On Wednesday, just two days before the signing, Judge Jack Davila sentenced 74-year-old Peter Mehler and his 43-year-old son Zechariah Mehler in connection with the destruction of a mural painted on property owned by Palestinian-American Ihsan Atta. The mural, positioned near Holton and Locust streets in Milwaukee, depicted a Star of David merged with a swastika — imagery that Atta said was intended to draw attention to the war in Gaza, and that the Mehlers, who are Jewish, called a hate crime against their community.

In September 2024, surveillance footage showed the Mehlers taking an axe and a sledgehammer to the mural. The footage also showed Zechariah giving the camera a double middle-finger salute. He returned the following day with a pry bar to finish the job. Atta says the mural cost more than $12,000.

Both men pleaded no contest or guilty to misdemeanor criminal damage to property. Peter Mehler was fined $50. Zechariah received a withheld sentence and 25 hours of community service. Together they were ordered to pay $1,000 in restitution to Atta.

The sentencing itself was charged. Atta, the property owner, acknowledged from the stand that he supports Hamas — a designated terrorist organization — and was twice warned by the judge before deputies removed him from the courtroom and then brought him back.

Zechariah Mehler addressed the court directly. “I was convinced it would eventually escalate into violence against my community, here, throughout the United States, throughout the world,” he said. “The rule of law is the firmament that we stand on that keeps our society together and safe, and to that rule of law I submit myself even as I raise these concerns.”

The defense argued the mural was designed to incite violence against Jewish people, and that the Mehlers knew they were breaking the law but felt a moral obligation to act.

The case landed in a legal gray zone.

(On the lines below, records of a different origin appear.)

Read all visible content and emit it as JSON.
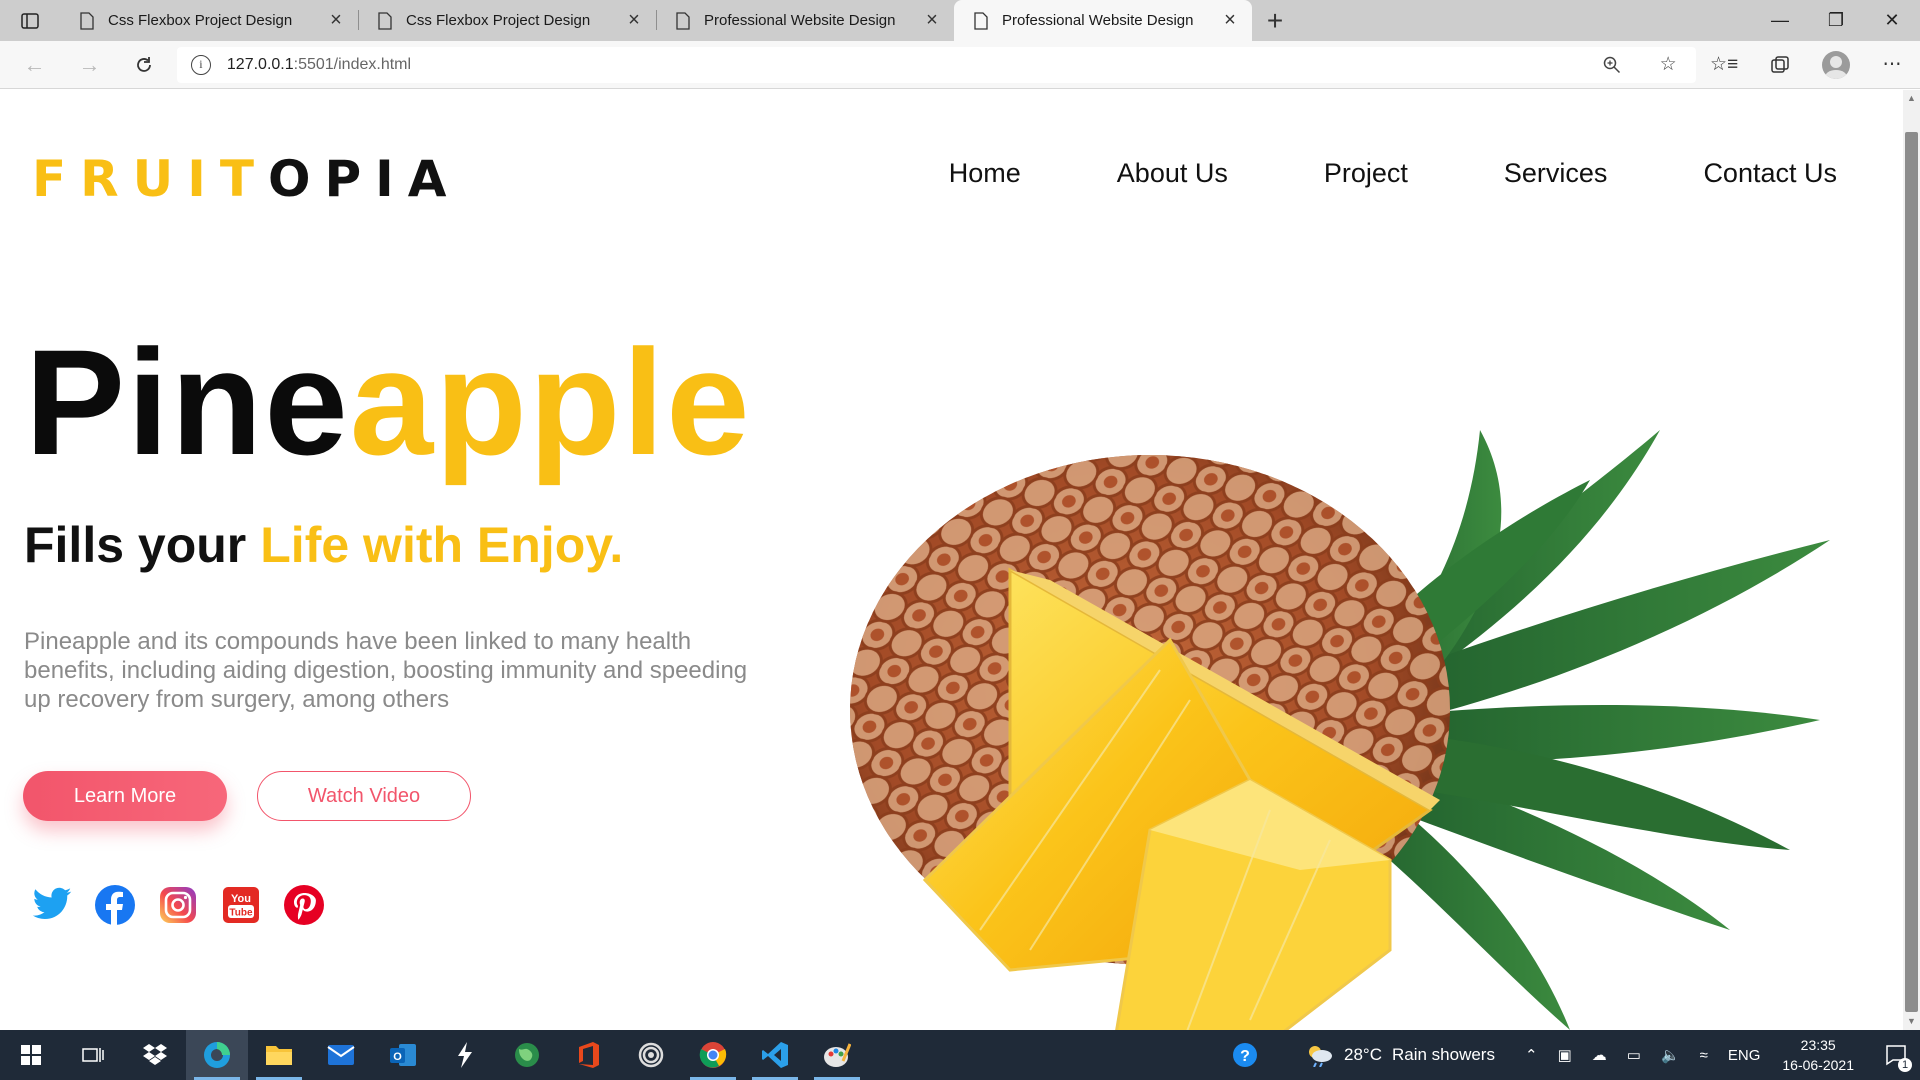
{
  "browser": {
    "tabs": [
      {
        "title": "Css Flexbox Project Design",
        "active": false
      },
      {
        "title": "Css Flexbox Project Design",
        "active": false
      },
      {
        "title": "Professional Website Design",
        "active": false
      },
      {
        "title": "Professional Website Design",
        "active": true
      }
    ],
    "url_host": "127.0.0.1",
    "url_rest": ":5501/index.html"
  },
  "site": {
    "logo_part1": "FRUIT",
    "logo_part2": "OPIA",
    "nav": [
      "Home",
      "About Us",
      "Project",
      "Services",
      "Contact Us"
    ],
    "hero": {
      "title_dark": "Pine",
      "title_gold": "apple",
      "sub_dark": "Fills your",
      "sub_gold": "Life with Enjoy.",
      "description": "Pineapple and its compounds have been linked to many health benefits, including aiding digestion, boosting immunity and speeding up recovery from surgery, among others",
      "primary_button": "Learn More",
      "secondary_button": "Watch Video"
    },
    "social_icons": [
      "twitter-icon",
      "facebook-icon",
      "instagram-icon",
      "youtube-icon",
      "pinterest-icon"
    ],
    "colors": {
      "accent_gold": "#f9bf15",
      "accent_pink": "#f2556b",
      "text_dark": "#111111",
      "text_muted": "#8a8a8a"
    }
  },
  "taskbar": {
    "weather_temp": "28°C",
    "weather_desc": "Rain showers",
    "language": "ENG",
    "time": "23:35",
    "date": "16-06-2021",
    "notification_count": "1"
  }
}
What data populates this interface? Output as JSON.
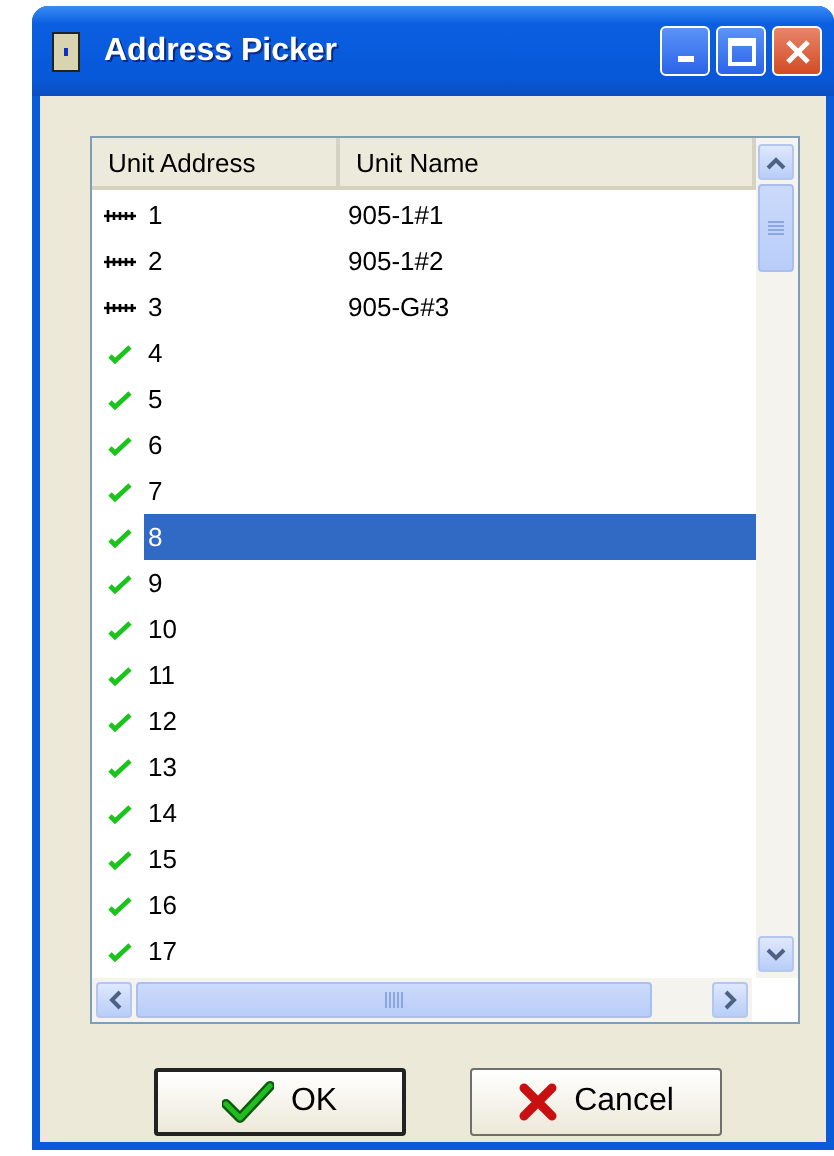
{
  "window": {
    "title": "Address Picker"
  },
  "list": {
    "columns": [
      "Unit Address",
      "Unit Name"
    ],
    "rows": [
      {
        "kind": "device",
        "address": "1",
        "name": "905-1#1",
        "selected": false
      },
      {
        "kind": "device",
        "address": "2",
        "name": "905-1#2",
        "selected": false
      },
      {
        "kind": "device",
        "address": "3",
        "name": "905-G#3",
        "selected": false
      },
      {
        "kind": "check",
        "address": "4",
        "selected": false
      },
      {
        "kind": "check",
        "address": "5",
        "selected": false
      },
      {
        "kind": "check",
        "address": "6",
        "selected": false
      },
      {
        "kind": "check",
        "address": "7",
        "selected": false
      },
      {
        "kind": "check",
        "address": "8",
        "selected": true
      },
      {
        "kind": "check",
        "address": "9",
        "selected": false
      },
      {
        "kind": "check",
        "address": "10",
        "selected": false
      },
      {
        "kind": "check",
        "address": "11",
        "selected": false
      },
      {
        "kind": "check",
        "address": "12",
        "selected": false
      },
      {
        "kind": "check",
        "address": "13",
        "selected": false
      },
      {
        "kind": "check",
        "address": "14",
        "selected": false
      },
      {
        "kind": "check",
        "address": "15",
        "selected": false
      },
      {
        "kind": "check",
        "address": "16",
        "selected": false
      },
      {
        "kind": "check",
        "address": "17",
        "selected": false
      }
    ]
  },
  "buttons": [
    {
      "kind": "ok",
      "label": "OK"
    },
    {
      "kind": "cancel",
      "label": "Cancel"
    }
  ]
}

Without a codified framework for defining antisemitism, the court had limited tools for evaluating whether the mural itself constituted anti-Jewish discrimination — or whether destroying it could be assessed in that context. Wisconsin Act 143 changes that. Going forward, any agency or official evaluating such a case would be required to consider whether imagery combining the Star of David with a Nazi swastika — one of the IHRA definition’s clearest illustrative examples of antisemitism — constitutes evidence of discriminatory intent.